Workers reported overtime was often excessive and sometimes mandatory; many complained employers forced them to work 12-hour days, although the legal limit is 10 including overtime. Workers often faced fines, dismissal, or loss of premium pay if they refused to work overtime. Workers and labor organizations raised concerns that the use of short-term contracts (locally known as fixed duration contracts) allowed firms, especially in the garment sector where productivity growth remained relatively flat, to avoid certain wage and legal requirements. Fixed duration contracts also allowed employers greater freedom to terminate the employment of union organizers and pregnant women simply by failing to renew their contracts. The law limits such contracts to a maximum of 24 months. Employers regularly hired workers on fixed duration contracts–most often of three-month duration–indefinitely. The Ministry of Labor and Vocational Training interpreted the law to allow for such serial short-term contracts, provided there was some break in employment every 24 months. The Arbitration Council and the ILO disputed this interpretation of the law, noting that after 24 months, an employee must be offered a permanent “unlimited duration contract.” (Also see section 7.a.).
An April 2017 survey conducted by the BWTUC estimated there were 200,000 citizens working in the construction industry; 89 percent of 1,010 respondents did not have contracts, most never received bonuses or severance pay, and only 9 percent were enrolled with the National Social Security Fund (NSSF). Work-related injuries and health problems were common. Most large garment factories producing for markets in developed countries met relatively high health and safety standards as conditions of their contracts with buyers. Working conditions in small-scale factories and cottage industries were poor and often failed to meet international standards. The Department of Occupational Safety and Health (OSH) reported 2,533 work-related injuries in the first six months of the year, up slightly from 2017; of these injuries, 444 were the result of road accidents, since employers often transported garment workers to and from work in the back of unsafe open-bed trucks.
Mass fainting remained a problem. The NSSF reported 1,350 workers fainted in 13 factories in the first six months of the year, up from 415 workers fainting in eight factories in the same period in 2017. There were no reports of serious injuries due to fainting. Observers reported excessive overtime, poor health, insufficient sleep, poor ventilation, lack of nutrition, pesticide in nearby rice paddies, and toxic fumes from the production process all contributed to mass fainting.

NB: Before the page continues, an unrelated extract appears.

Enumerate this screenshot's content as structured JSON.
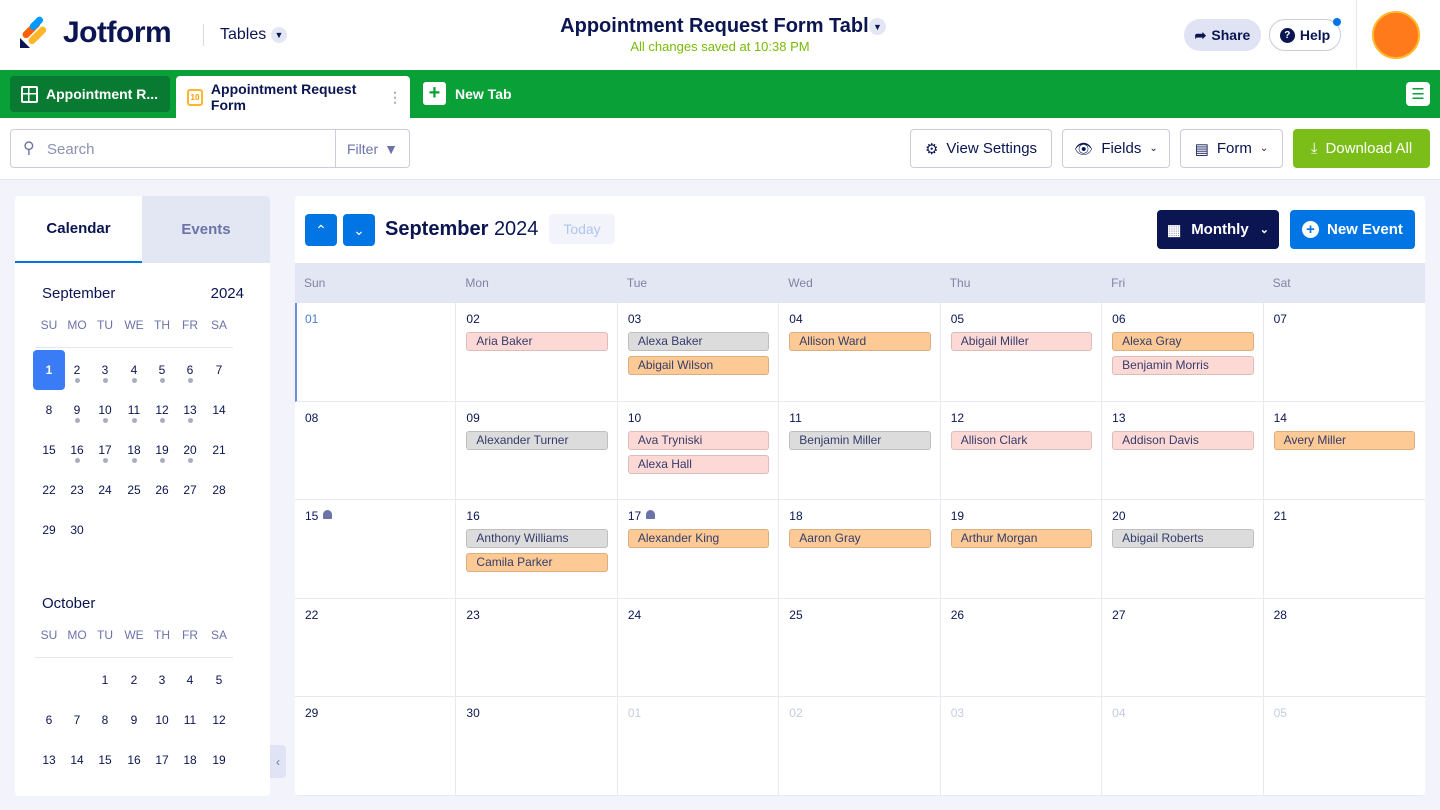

The BFC reported that complying with OSH standards was a growing challenge in the garment export sector largely due to improper company policies, procedures, and poorly defined supervisory roles and responsibilities. The BFC reported increased noncompliance in every OSH variable measured, including exposure to chemicals and hazardous substances, emergency preparedness, OSH management systems, welfare facilities, worker environment, worker protection, and worker accommodations.